SAN FRANCISCO — McCuneWright, LLP, Larson O’Brien, LLP, Simmons Hanly Conroy and Greg Coleman Law are seasoned litigation firms now taking on perhaps the top Silicon Valley company in the world.

The four legal firms filed an amended class-action lawsuit on Oct. 7 against Apple Inc. for alleged defects in the company’s iPhone 6 and iPhone 6 Plus smartphones. The suit claims a “touch-disease” from a design flaw in the motherboard results in a gray bar across the top of the touchscreens that decreases the devices’ functionality.

Apple uses a global supply chain, which means the iPhone6 and iPhone 6 Plus smartphones are assembled in China, but designed in the U.S.

In the 51-page amended complaint, plaintiffs Thomas Davidson, Todd Cleary, Adam Benelhachemi, Michael Pajaro, John Borzymowski, Brooke Corbett, Taylor Brown, Justin Bauer, Heirloom Estate Services, Inc., Kathleen Baker, Matt Muilenburg and William Bon allege a “material manufacturing defect that ultimately causes iPhone touchscreens to become unresponsive and fail for their essential purpose as smartphones."

The plaintiffs allege that Apple has long been aware of the defective iPhones. "Yet, notwithstanding its longstanding knowledge of this manufacturing defect, Apple routinely has refused to repair the iPhones without charge when the defect manifests," the suit states.

That in turn, has allegedly harmed the plaintiffs. “As a result of Apple’s unfair, deceptive and/or fraudulent business practices, owners of the iPhones, including Plaintiffs, have suffered an ascertainable loss of money and/or property and/or value," the suit states. "The unfair and deceptive trade practices committed by Apple were conducted in a manner giving rise to substantial aggravating circumstances.”

The plaintiffs and other class members totaling 9,539 individuals would have not have purchased the Apple iPhone 6 smartphone if they knew of the alleged touchscreen defect, according to the complaint.  

Apple began to sell the iPhone 6 and iPhone 6 Plus smartphones nearly two years ago.

“This seems to be Apple’s way of doing business,” Jeff Kagan, a wireless analyst and consultant, told the Northern California Record. “While this is not unusual, if Apple would admit to the problem and fix it, there would be no problem.”

That is not what is occurring, though.

“There is significant precedent in all different types of products for a class action against a manufacturer who produces products that fail long before their useful life when used in a normal and expected way,” Richard D. McCune told the Northern California Record.

Coleman Law states that it has “40 years of combined legal experience, having tried hundreds of jury trials and countless bench trials and have recovered over $250 million in compensation for our clients,” and works on a contingency basis.

“There is nothing novel or groundbreaking about the legal theories in this case, except for the number of consumers affected, and the name and brand of the defendant,” Gary Coleman told the Northern California Record.

Meanwhile, the number of class members increased 40 percent from Sept. 22 to the amended filing on Oct. 7. Cupertino-based Apple declined a request for comment from the Record.

The sales and revenue for iPhones have declined for the most recent year-over comparison. Apple sold 40.4 million iPhones in third-quarter 2016, with revenue of $24 billion versus sales of 47.5 million units for the third-quarter 2015, and revenue of $31.4 billion.

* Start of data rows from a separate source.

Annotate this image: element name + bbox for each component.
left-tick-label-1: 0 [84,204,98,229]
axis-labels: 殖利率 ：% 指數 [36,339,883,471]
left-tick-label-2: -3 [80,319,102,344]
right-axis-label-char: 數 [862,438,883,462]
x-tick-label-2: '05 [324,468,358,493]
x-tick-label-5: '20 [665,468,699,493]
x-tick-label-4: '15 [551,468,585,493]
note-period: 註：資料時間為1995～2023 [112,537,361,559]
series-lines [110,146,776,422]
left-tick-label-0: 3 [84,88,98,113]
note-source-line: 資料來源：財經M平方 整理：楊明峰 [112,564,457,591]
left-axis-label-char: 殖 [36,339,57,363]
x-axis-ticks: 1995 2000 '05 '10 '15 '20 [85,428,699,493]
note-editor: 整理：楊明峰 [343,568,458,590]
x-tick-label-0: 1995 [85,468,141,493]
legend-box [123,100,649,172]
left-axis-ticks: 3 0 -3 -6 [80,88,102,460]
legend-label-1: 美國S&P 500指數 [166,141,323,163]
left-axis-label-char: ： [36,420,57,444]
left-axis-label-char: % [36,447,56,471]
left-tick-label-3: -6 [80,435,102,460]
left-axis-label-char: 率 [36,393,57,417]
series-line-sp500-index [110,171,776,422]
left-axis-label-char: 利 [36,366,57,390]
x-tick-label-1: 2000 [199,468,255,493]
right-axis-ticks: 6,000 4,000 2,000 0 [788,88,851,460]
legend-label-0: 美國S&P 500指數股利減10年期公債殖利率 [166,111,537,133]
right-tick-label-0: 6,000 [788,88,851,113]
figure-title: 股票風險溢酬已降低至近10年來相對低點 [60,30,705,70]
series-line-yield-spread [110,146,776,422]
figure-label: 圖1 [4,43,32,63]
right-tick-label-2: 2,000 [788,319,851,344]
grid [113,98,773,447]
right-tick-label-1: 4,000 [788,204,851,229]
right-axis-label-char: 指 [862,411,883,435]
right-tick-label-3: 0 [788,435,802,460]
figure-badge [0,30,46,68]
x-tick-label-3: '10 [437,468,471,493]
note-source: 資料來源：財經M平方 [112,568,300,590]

“We are seeking return of cost of repair and value of the phone before it malfunctioned,” McCune said. “We have not quantified those numbers yet, and will need discovery and expert testimony for damage numbers.”

McCuneWright is involved in a number of other class-action lawsuits.

The firm is suing General Motors on behalf of consumers who bought cars from the automaker, alleging it falsified the actual fuel economy of the vehicles (2016 Chevrolet Traverses, 2016 Buick Enclaves and 2016 GMC Acadias), penalizing buyers with higher gas and sticker prices. McCuneWright filed this complaint in U.S. District Court for the Eastern District of Michigan.

In the U.S. District Court for Northern California, McCuneWright filed a class-action lawsuit on behalf of people who paid for blood testing using the Theranos Edison device in 2014 and 2015. Federal prosecutors are now investigating Theranos, a Silicon Valley startup that closed its clinical labs and Theranos Wellness Centers on Oct. 5.

Green Dot Corp., which issues MoneyCard prepaid debit cards, also is facing a McCuneWright class-action lawsuit on behalf of individuals unable to tap into their account and funds. Green Dot Corp. issues MoneyCard prepaid debit cards, which allegedly did not function as promised.